Phase transformations play a crucial role in the elaboration of metal materials. They determine the material’s structure, which, in turn, influences the properties of the final product. Phase-field models that describe phase transformations in materials are formulated by reaction-diffusion partial differential equations (PDEs). These models couple phase transformations to external fields such as temperature, chemical composition, stresses, and liquid flow.

Today, such PDEs are generally solved numerically with classical discretization methods (finite difference, finite element, spectral, etc.). Novel artificial intelligence methods for approximating solutions of PDEs have the potential to be much faster and thus to revolutionize the modeling of phase transformations. These methods provide surrogate models based on neural networks (NNs).
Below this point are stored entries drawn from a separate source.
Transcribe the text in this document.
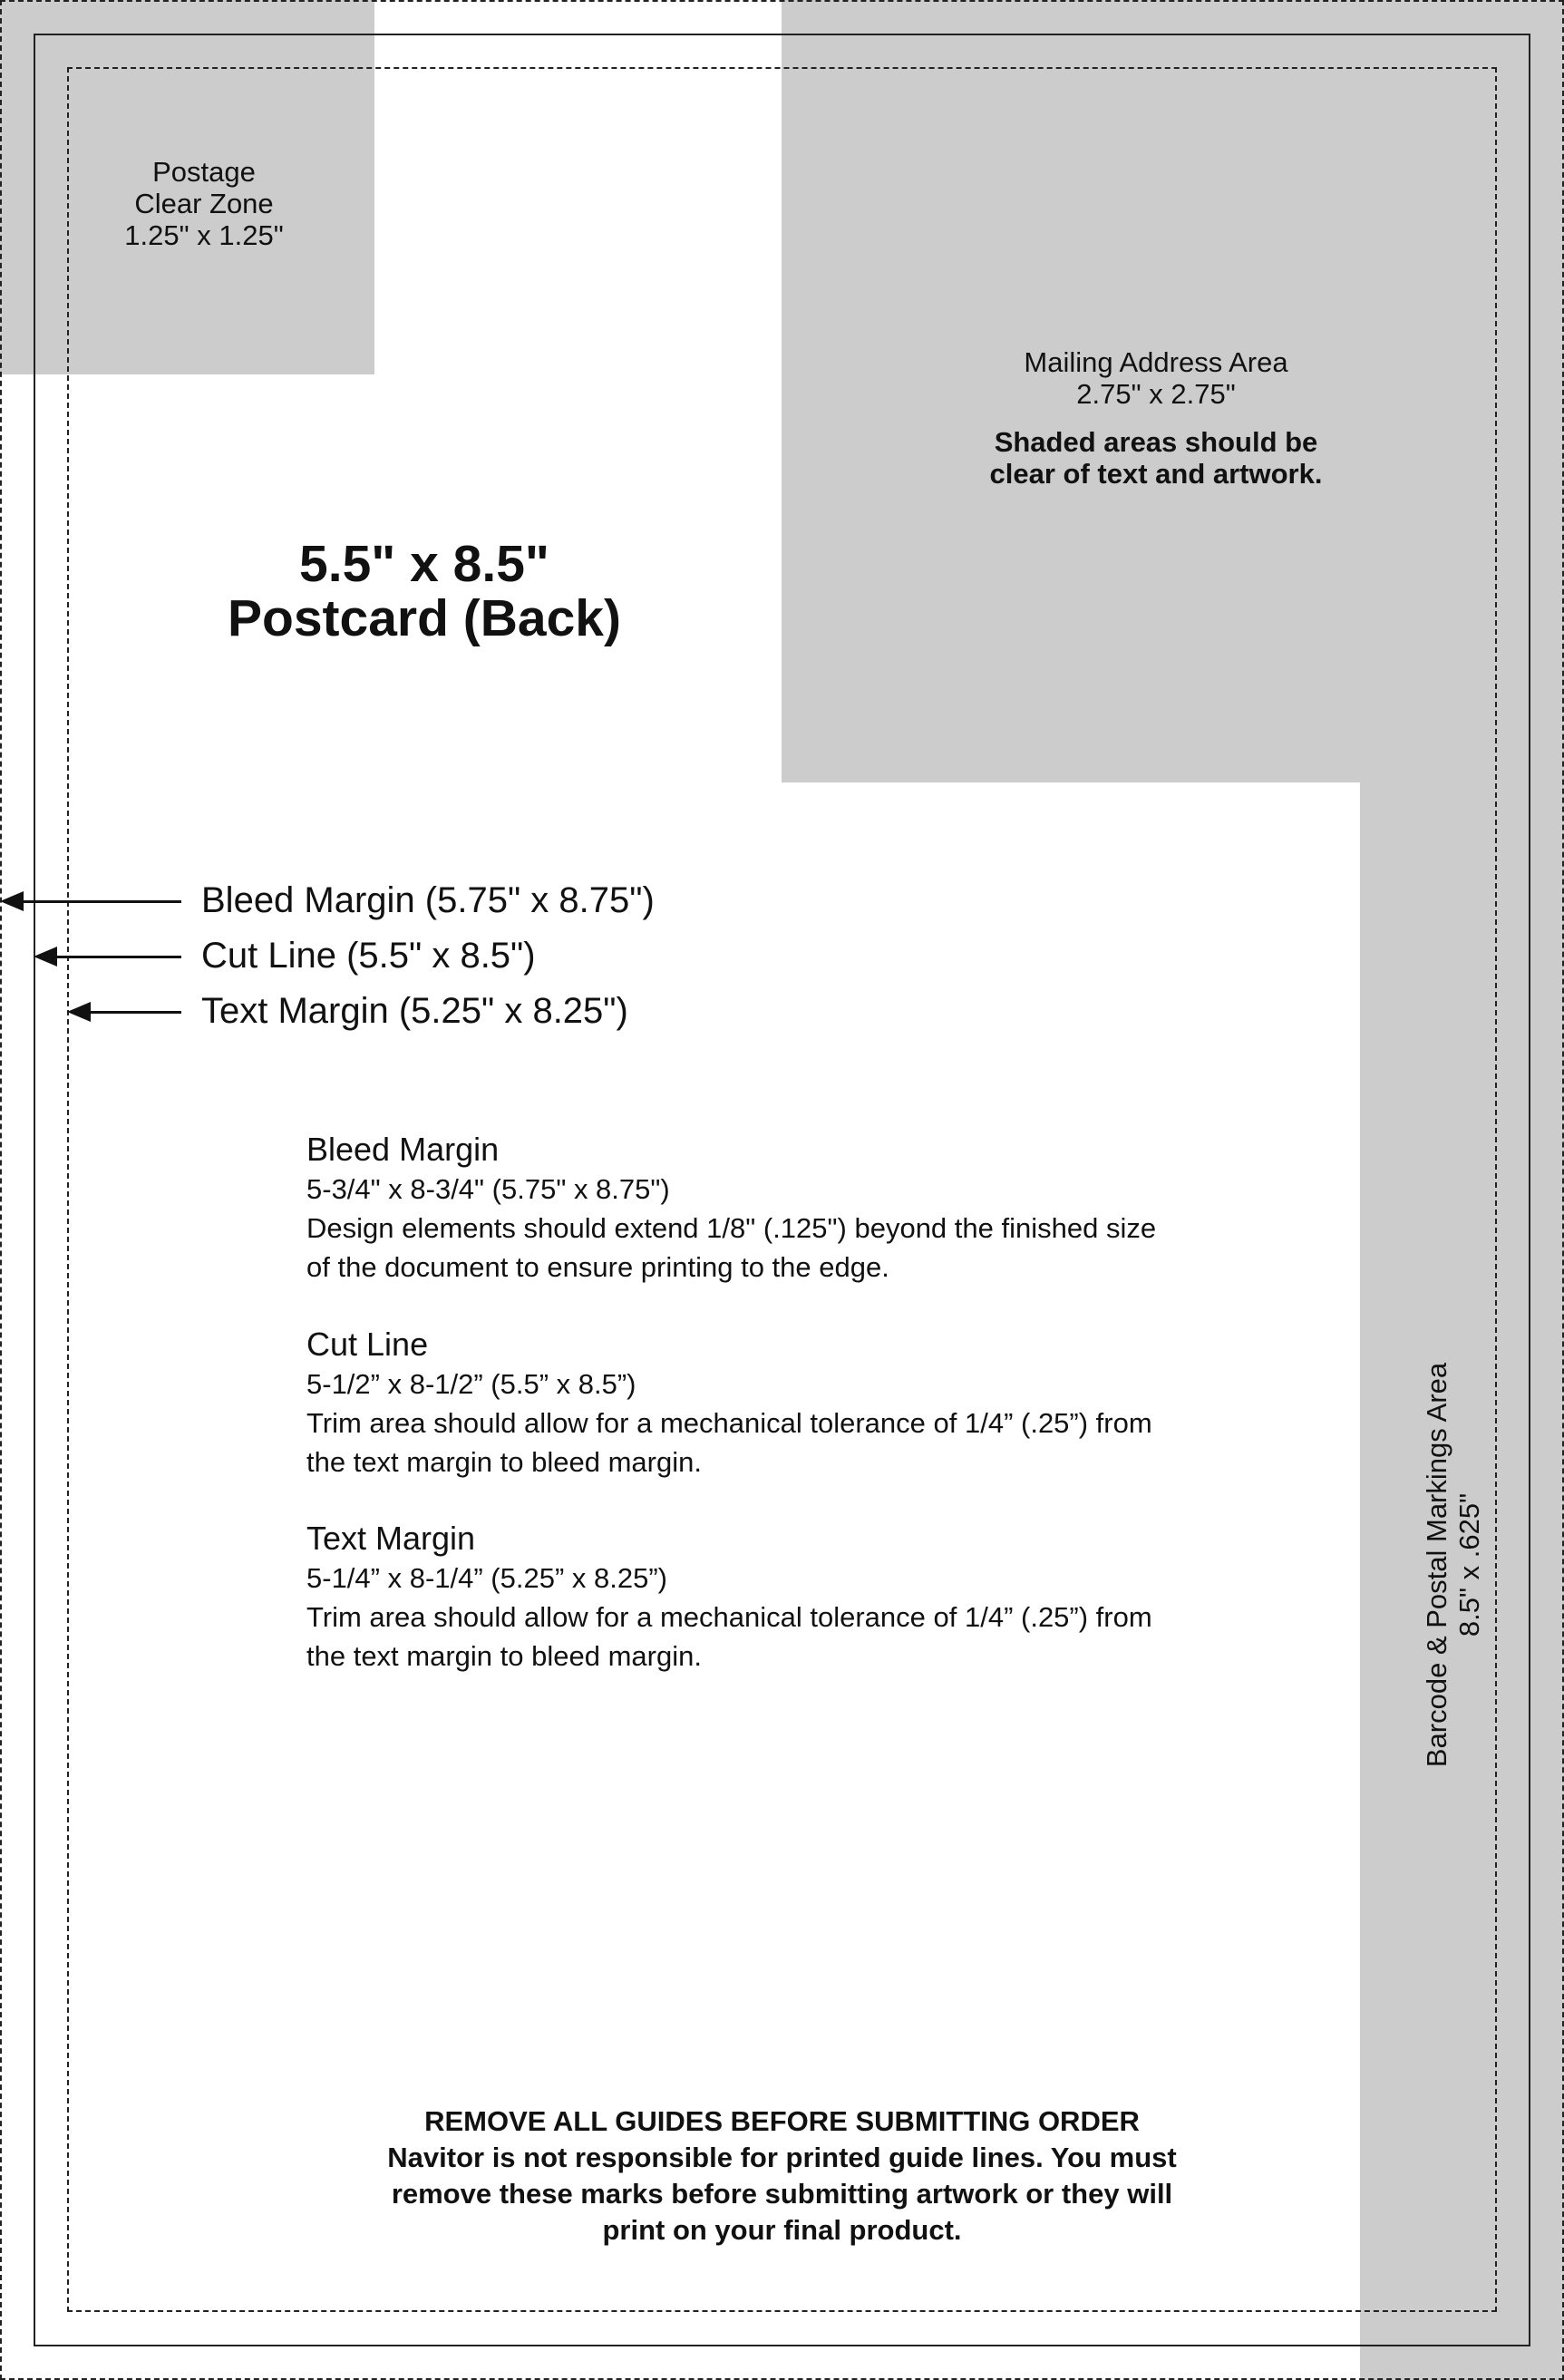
Postage
Clear Zone
1.25" x 1.25"
Mailing Address Area
2.75" x 2.75"
Shaded areas should be
clear of text and artwork.
5.5" x 8.5"
Postcard (Back)
Bleed Margin (5.75" x 8.75")
Cut Line (5.5" x 8.5")
Text Margin (5.25" x 8.25")

Bleed Margin

5-3/4" x 8-3/4" (5.75" x 8.75")

Design elements should extend 1/8" (.125") beyond the finished size

of the document to ensure printing to the edge.

Cut Line

5-1/2” x 8-1/2” (5.5” x 8.5”)

Trim area should allow for a mechanical tolerance of 1/4” (.25”) from

the text margin to bleed margin.

Text Margin

5-1/4” x 8-1/4” (5.25” x 8.25”)

Trim area should allow for a mechanical tolerance of 1/4” (.25”) from

the text margin to bleed margin.	Barcode & Postal Markings Area 8.5" x .625"
REMOVE ALL GUIDES BEFORE SUBMITTING ORDER
Navitor is not responsible for printed guide lines. You must
remove these marks before submitting artwork or they will
print on your final product.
Usually, datadriven supervised learning is used to train the NNs. However, such approaches require large datasets and struggle with predictions beyond the parameter range they were trained on (out of distribution).

To enhance performance, we combine two cutting-edge concepts: Physics-Informed (PI) unsupervised learning, which trains a surrogate model to satisfy the governing equations without requiring data, and Neural Operators (NO), NNs that directly learn the numerical scheme approximating the governing equations. The resulting PINOs (Physics-Informed Neural Operators) require less training resources and can be used for out-of-distribution predictions, making them a powerful surrogate for solving PDEs efficiently.

We recently developed a novel custom PINO approach for phase-field models, employing a bespoke Reaction-Diffusion NN architecture. The objective of the master thesis is to leverage this approach by fine tuning of its parameters and of the training strategy to achieve the best possible accuracy and generality of the predictions.

Objectives

The objective of the Master thesis is to extend the developed approaches in two ways

• To improve the accuracy of the PDE solution approximations by fine-tuning a dedicated neural network architecture.
• To explore training strategies and neural network architectures to enhance the generality of the PINO models, enabling them to make robust out-of-distribution predictions.